The issue then is not that The Mist contains tropes, or that it contains a reactionary one, but that it contains such an aggressively reactionary trope. I can only speculate why, but I have read that the showrunners did want good queer representation. That is, they did not see Adrian as advancing reactionary notions. It is therefore unlikely they would frame the supernatural threat as nature’s response to his queerness. It seems more likely to be a case of a subversion of tropes gone awry. Adrian is many stereotypes bundled into one terrible character, and one as yet unmentioned here is the gay best friend. Indeed, he is the ‘best friend’ of the woman he rapes. My guess is that tropes like this one was what the writers had in their crosshairs, the simplistically ‘good’ gay who, like the friendly magical Black person trope, is devoid of a humanity that must include moral ambiguity.
The problem is obvious, however. In deconstructing a set of largely liberal and glib ‘positive’ queer stereotypes, they arrive back at the reactionary stereotypes those liberal tropes were initially rebuking. This type of naivety runs through The Mist and its handling of progressive and conservative ideologies. The show is intensely moralistic, so an aesthetic defence of it as a work of art not beholden to depicting anyone in any particular way does not track, but its moralism is also of a confused and contradictory type. As mentioned, its base assumptions are rooted in an elitism, its evident disdain for the unthinking masses.

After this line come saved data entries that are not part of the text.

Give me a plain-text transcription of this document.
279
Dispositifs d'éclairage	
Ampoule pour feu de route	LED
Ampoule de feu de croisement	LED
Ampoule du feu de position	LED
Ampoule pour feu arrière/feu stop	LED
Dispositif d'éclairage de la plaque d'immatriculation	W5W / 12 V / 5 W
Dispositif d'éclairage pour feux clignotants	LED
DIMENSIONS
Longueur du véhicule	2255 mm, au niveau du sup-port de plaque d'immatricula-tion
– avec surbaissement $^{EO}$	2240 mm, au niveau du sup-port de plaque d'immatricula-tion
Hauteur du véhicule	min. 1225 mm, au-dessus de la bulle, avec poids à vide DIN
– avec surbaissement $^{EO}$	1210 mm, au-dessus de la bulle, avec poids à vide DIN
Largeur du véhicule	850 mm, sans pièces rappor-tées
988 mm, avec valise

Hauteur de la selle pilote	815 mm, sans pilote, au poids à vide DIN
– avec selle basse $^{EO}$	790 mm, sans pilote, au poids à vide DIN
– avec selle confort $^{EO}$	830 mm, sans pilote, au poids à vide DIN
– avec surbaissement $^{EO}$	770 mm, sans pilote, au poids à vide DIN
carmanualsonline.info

Given this, it wants to tackle social issues of misogyny and queerness in ways those selfsame masses, liberal or conservative, cannot.
The resulting conceited contrarian approach is less insightful than the writers perhaps imagine. An ‘obvious’ defence of LGBTQ+ people as fundamentally human does not need a clever twist, it is not in itself interesting but is a good point of departure for queer representation. Likewise, an ‘obvious’ acceptance of the account of sexual violence given by survivors does not need the additional complexity of an evil queer best friend manipulating the woman’s account of events. Here, the obvious ideas of the more progressive strata of the mass are merited and right, however narratively uninteresting and however much such notions do not serve the misanthropic agenda of a show that seeks only to condemn the mass be they reactionary or not. Making Adrian a rounded human being with flaws and virtues, rather than the monster he is shown to be, is just too obvious for The Mist.
The Mist, I will again speculate, is well intentioned. Its goal is not the furtherance of hate. But in being too clever by half (one of those non-reactionary tropes), it ventures into ugly and narratively unsatisfactory choices. Horror can be an excellent vehicle for advancing the concerns of those not well represented, but here it staggeringly fails because its authors are more concerned with condemning humanity as a whole than offering a nuanced portrait of one part of humanity.